With attention to blood utilization, the overall red blood cell usage has gone down.  Consequently blood suppliers have had to pair down the number of overall units they collect in order to avoid out dating products.  Since we are drawing a population, the proportion of desired units in that population (All Rh negs and all group Os) has not changed, but the absolute number of the desired we can acquire units has dropped.  Transfusion practices are still demanding nearly the same number of desired units as before blood utilization practices were implemented.  About half of the Rh neg units distributed go to a non-Rh negative recipient, often because hospitals do not want to "waste" them.  Perhaps if before making that decision to transfuse the blood bank contacted the blood center and asked if there was an immediate need to transfuse an Rh negative unit to an Rh negative recipient, we could better utilize the resources we have.

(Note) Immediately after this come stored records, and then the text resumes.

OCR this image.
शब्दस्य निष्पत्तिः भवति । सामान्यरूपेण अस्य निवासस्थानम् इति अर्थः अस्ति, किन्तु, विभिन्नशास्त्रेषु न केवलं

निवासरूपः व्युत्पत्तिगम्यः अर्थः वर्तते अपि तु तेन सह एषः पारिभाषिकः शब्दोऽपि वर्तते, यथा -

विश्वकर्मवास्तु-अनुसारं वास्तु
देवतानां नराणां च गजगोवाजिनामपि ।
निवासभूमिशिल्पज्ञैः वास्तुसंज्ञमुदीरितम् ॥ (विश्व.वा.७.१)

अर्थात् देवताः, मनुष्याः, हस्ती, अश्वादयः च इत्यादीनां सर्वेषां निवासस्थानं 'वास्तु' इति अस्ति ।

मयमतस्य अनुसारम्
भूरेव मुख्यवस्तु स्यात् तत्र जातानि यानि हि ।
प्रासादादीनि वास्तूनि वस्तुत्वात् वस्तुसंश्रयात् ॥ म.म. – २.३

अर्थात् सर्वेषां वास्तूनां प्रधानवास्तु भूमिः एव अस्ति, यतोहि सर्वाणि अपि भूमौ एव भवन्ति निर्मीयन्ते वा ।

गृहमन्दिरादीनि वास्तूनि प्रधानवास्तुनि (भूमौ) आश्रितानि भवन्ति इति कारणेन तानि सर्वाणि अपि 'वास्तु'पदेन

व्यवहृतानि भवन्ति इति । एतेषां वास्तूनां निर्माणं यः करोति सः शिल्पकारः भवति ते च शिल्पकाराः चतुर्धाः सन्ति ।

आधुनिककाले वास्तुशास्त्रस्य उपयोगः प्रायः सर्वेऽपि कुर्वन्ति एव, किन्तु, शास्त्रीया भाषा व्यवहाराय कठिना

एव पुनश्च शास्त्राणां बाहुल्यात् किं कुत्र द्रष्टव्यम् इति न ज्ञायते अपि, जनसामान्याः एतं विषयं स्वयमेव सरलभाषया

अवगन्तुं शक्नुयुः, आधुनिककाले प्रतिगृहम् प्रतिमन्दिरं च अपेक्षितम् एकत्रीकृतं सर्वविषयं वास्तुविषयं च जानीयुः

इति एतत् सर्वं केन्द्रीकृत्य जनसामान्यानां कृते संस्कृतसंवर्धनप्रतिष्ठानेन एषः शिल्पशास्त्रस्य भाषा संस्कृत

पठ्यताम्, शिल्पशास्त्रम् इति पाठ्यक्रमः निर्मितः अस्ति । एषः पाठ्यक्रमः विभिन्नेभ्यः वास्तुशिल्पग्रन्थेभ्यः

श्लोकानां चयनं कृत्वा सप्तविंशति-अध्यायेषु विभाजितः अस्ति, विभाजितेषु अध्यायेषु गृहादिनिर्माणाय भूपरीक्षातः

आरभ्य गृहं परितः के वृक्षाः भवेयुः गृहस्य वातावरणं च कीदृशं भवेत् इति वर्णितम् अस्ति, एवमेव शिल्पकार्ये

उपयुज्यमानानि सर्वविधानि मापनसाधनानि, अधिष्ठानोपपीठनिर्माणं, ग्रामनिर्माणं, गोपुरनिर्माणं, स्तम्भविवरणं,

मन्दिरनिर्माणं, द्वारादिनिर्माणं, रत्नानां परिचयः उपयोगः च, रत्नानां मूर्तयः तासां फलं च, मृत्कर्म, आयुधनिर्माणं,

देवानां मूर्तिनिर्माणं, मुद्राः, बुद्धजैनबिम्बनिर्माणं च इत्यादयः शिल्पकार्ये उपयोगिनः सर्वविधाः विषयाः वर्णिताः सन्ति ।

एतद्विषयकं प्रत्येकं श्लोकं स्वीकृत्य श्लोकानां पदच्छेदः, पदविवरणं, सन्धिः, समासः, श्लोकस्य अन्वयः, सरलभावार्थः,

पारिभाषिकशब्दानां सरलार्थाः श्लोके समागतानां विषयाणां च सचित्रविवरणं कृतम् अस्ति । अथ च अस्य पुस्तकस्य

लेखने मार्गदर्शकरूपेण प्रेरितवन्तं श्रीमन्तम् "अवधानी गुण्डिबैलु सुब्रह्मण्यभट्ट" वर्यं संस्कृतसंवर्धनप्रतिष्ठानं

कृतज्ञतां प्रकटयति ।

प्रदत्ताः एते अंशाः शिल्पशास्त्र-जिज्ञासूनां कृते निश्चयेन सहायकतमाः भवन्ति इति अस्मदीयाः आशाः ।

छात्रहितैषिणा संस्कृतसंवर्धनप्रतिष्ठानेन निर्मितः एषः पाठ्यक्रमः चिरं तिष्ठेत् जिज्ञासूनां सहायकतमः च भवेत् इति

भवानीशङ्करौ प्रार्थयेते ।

Also I believe the merging of blood centers has contributed to the problem.  Where the community blood center was usually able to manage the blood needs of the local hospitals, many are selling blood by contract to facilities miles away.  This has decreased the amount of ad hoc blood available for export.
The "low-titer group O" craze is also taking a toll because of the demand for repeat donors to fulfill the need to have Whole blood units with a 21-35 day out date, available for emergencies.
Most blood centers are trying to recruit blood donors by blood group now in order to avoid out-dating Apos and Bpos units. This means that Rh negative and group O donors are approached to give 2-3 times more often than donors of other blood groups.  The desired donors are complaining that they are being approached to give red blood cells too frequently and are starting to ignore our requests.
All of these issues (and perhaps others) are contributing to the nation wide blood shortage of the most desired units. Importing products is also difficult. If they are available at all, did you know that in order to import four group O negative units a blood center might have to also purchase 50- 100 group A Pos units?
Platelet utilization seems to be increasing.  Where do platelet donors come from? Usually whole blood donors. Sometimes the blood center needs to decide whether to take a group O product or obtain a platelet product based on the needs of the day. 
Thank you to those who are excellent stewards of the products you receive!  Blood centers are not shorting you because they are incompetent.  Frequently it is extremely difficult to obtain the most desired products any where at any price.  You can help your blood center serve you by being honest with your inventory.